东南大学学报(自然科学版)
東南大學學報(自然科學版)
동남대학학보(자연과학판)
JOURNAL OF SOUTHEAST UNIVERSITY
2009年
5期
992-997
,共6页
天然焦%流化床%模拟%蒸汽气化%煤气
天然焦%流化床%模擬%蒸汽氣化%煤氣
천연초%류화상%모의%증기기화%매기
natural coke%fluidized bed%simulation%steam gasification%coal gas
在小型流化床实验装置(φ50 mm、高1.6 m)上,考察了温度对沛城煤矿天然焦蒸汽气化产气量、碳转化率、煤气热值和煤气组分的影响,并与ASPEN PLUS模拟结果进行了对比.实验结果表明:反应温度是影响气化反应的主要因素,温度升高,煤气组分中H2和CO_2含量下降,CO含量增加;当气化反应温度从850 ℃提高到1 000 ℃,碳转化率从10.25%提高到47.76%,产气量增加了4.3倍;H2和CO_2的含量由63.0%和25.0%减少到59.8%和20.2%,CO含量由9.6%增加到18.5%;煤气热值从8.87 MJ/m~3增加到了9.33 MJ/m~3.应用ASPEN PLUS软件模拟天然焦-蒸汽气化反应过程,同时考虑碳转化率,其模拟结果与实验数据接近,误差在可接受范围内,因此ASPEN PLUS模拟对系统设计与优化具有参考意义.

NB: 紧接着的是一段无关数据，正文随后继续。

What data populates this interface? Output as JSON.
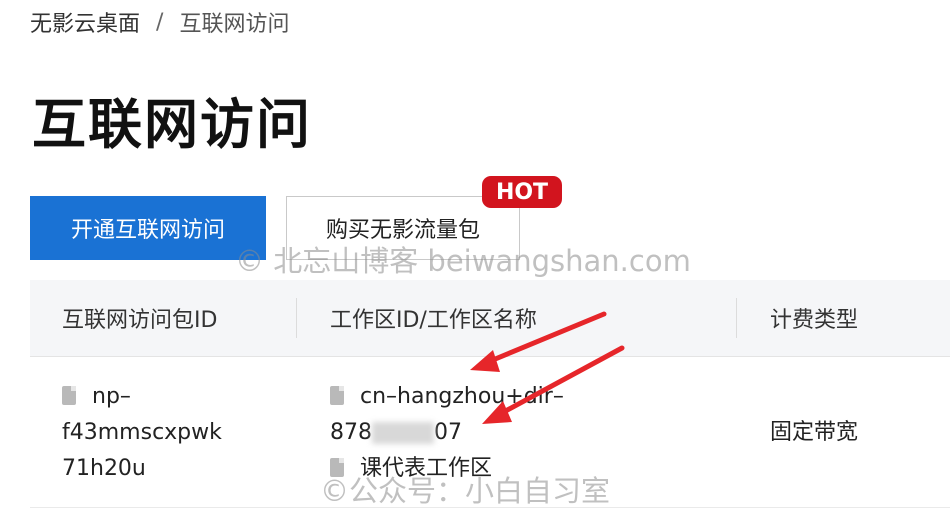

在小型流化床實驗裝置(φ50 mm、高1.6 m)上,攷察瞭溫度對沛城煤礦天然焦蒸汽氣化產氣量、碳轉化率、煤氣熱值和煤氣組分的影響,併與ASPEN PLUS模擬結果進行瞭對比.實驗結果錶明:反應溫度是影響氣化反應的主要因素,溫度升高,煤氣組分中H2和CO_2含量下降,CO含量增加;噹氣化反應溫度從850 ℃提高到1 000 ℃,碳轉化率從10.25%提高到47.76%,產氣量增加瞭4.3倍;H2和CO_2的含量由63.0%和25.0%減少到59.8%和20.2%,CO含量由9.6%增加到18.5%;煤氣熱值從8.87 MJ/m~3增加到瞭9.33 MJ/m~3.應用ASPEN PLUS軟件模擬天然焦-蒸汽氣化反應過程,同時攷慮碳轉化率,其模擬結果與實驗數據接近,誤差在可接受範圍內,因此ASPEN PLUS模擬對繫統設計與優化具有參攷意義.
재소형류화상실험장치(φ50 mm、고1.6 m)상,고찰료온도대패성매광천연초증기기화산기량、탄전화솔、매기열치화매기조분적영향,병여ASPEN PLUS모의결과진행료대비.실험결과표명:반응온도시영향기화반응적주요인소,온도승고,매기조분중H2화CO_2함량하강,CO함량증가;당기화반응온도종850 ℃제고도1 000 ℃,탄전화솔종10.25%제고도47.76%,산기량증가료4.3배;H2화CO_2적함량유63.0%화25.0%감소도59.8%화20.2%,CO함량유9.6%증가도18.5%;매기열치종8.87 MJ/m~3증가도료9.33 MJ/m~3.응용ASPEN PLUS연건모의천연초-증기기화반응과정,동시고필탄전화솔,기모의결과여실험수거접근,오차재가접수범위내,인차ASPEN PLUS모의대계통설계여우화구유삼고의의.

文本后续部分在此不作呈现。